PATTERN Cited by 1 source
SRE team per Product Cluster¶
SRE team per Product Cluster is the organisational shape that positions one SRE team at the granularity of a Product Cluster (a grouping of 5–20 delivery teams working on a related product domain) — rather than one central SRE team for the whole company, or one embedded SRE per delivery team.
The three alternatives¶
Zalando's 2016 retrospective names the three options it debated:
- One central SRE team — rejected. Zalando was already 1,000+ engineers; no central team could cover the surface. Fails at scale for any org past a few hundred engineers.
- One SRE per delivery team (embed) — rejected. "The scope would be too large for the lone SREs. Not to mention that, over time, they'd likely become the Ops engineer for the team they were in." (Source: sources/2021-09-12-zalando-tracing-sres-journey-in-zalando-part-i). Fails because lone SREs regress to the mean of their host team.
- One SRE team per Product Cluster — chosen. Gives SREs end-to-end responsibility over a domain without too-wide scope.
Why the middle ground¶
The Product Cluster granularity is the point at which:
- SREs have enough context to be effective (one domain, not the whole company).
- SREs are numerous enough (a team, not a lone embed) to avoid absorption into a single delivery team's ops work.
- The number of SRE teams scales with product growth rather than company headcount.

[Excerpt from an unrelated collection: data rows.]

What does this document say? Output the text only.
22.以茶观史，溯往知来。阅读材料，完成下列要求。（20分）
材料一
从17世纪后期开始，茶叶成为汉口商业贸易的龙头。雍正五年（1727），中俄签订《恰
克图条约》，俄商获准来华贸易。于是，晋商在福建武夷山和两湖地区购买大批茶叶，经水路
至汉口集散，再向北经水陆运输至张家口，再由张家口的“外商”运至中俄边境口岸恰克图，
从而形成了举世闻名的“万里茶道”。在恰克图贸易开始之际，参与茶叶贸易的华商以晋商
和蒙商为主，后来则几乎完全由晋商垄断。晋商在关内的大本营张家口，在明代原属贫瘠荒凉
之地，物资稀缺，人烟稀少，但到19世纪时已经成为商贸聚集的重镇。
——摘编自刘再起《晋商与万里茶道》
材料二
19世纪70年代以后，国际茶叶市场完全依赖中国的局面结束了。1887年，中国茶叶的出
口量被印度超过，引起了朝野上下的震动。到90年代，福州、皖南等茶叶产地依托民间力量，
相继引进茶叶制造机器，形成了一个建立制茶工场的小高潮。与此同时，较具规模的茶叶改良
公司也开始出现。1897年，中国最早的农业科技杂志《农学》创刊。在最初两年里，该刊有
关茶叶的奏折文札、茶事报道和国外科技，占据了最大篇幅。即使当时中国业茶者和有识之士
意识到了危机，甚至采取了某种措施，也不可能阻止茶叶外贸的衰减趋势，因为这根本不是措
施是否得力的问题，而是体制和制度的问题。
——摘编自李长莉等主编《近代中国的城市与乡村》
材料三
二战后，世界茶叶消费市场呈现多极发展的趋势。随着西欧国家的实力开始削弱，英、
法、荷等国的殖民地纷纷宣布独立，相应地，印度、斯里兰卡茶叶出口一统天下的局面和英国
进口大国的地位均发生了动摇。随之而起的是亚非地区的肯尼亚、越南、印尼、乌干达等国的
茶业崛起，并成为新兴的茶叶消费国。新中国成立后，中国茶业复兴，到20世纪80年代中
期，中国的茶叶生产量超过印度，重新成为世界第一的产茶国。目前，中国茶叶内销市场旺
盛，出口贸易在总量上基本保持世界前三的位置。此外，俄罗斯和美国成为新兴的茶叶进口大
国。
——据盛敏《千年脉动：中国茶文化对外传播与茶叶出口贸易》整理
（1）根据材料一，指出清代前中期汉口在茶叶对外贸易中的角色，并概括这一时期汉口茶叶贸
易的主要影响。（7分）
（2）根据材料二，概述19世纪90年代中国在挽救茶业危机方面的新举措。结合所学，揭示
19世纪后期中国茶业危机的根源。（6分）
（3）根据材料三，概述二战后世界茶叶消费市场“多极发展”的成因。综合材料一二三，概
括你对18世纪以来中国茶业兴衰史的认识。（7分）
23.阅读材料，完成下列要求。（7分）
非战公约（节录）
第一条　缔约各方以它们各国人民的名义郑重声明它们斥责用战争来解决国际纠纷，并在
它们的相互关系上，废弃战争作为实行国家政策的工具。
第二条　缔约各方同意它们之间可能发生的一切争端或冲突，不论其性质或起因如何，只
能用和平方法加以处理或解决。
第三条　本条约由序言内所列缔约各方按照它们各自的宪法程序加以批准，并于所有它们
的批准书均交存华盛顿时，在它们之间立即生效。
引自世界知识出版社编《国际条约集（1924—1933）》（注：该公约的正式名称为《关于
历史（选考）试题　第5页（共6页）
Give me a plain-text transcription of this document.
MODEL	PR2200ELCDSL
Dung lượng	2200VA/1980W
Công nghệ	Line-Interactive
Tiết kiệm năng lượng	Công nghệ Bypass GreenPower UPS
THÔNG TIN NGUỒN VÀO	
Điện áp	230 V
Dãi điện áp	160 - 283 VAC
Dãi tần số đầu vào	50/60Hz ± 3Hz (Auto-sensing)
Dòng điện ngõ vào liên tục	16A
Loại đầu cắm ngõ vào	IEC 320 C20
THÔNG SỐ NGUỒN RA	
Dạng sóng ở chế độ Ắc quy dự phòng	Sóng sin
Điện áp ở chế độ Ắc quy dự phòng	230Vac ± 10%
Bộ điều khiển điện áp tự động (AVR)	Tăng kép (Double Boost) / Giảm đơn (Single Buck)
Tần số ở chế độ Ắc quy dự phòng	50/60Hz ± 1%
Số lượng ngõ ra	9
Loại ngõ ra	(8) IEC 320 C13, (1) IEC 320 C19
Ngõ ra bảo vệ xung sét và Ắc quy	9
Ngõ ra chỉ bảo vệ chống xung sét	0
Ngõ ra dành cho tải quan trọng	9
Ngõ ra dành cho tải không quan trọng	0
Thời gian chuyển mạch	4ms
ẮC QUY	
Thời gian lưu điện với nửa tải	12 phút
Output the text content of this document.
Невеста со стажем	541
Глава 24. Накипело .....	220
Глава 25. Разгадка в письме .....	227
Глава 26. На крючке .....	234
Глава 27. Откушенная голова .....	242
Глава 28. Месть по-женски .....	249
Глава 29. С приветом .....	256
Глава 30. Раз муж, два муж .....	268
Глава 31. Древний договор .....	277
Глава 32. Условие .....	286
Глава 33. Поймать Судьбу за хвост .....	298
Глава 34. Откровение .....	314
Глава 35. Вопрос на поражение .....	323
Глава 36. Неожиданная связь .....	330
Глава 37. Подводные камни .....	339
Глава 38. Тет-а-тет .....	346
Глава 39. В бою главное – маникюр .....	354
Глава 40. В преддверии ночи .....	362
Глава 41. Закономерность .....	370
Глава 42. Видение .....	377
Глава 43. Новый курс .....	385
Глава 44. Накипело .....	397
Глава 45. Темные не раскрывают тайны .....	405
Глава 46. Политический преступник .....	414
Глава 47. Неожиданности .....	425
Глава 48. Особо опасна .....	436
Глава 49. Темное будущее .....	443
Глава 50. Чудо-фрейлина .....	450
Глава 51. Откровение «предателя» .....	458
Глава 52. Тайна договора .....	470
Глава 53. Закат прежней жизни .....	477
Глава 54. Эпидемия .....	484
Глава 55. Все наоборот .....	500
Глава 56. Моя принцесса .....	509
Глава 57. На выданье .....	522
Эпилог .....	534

- Cross-cluster patterns emerge that a dedicated SRE department can later own (see Phase 3 of concepts/sre-organizational-evolution).
Reporting chain¶
The Google SRE workbook's guidance that reliability work is a specialised role pairs with this pattern — each Product Cluster SRE team reports into the SRE chain, not into product delivery, to avoid the lone-SRE regression-to-Ops failure mode.
When to use¶
- Org is large enough that a central SRE team cannot cover the surface (≥ a few hundred engineers).
- Product domains are cohesive enough that "one team per cluster" is a meaningful granularity.
- There's organisational appetite to staff multiple SRE teams (not a single Head of SRE + contractors).
Seen in¶
- sources/2021-09-12-zalando-tracing-sres-journey-in-zalando-part-i — canonical debate and choice narrated directly.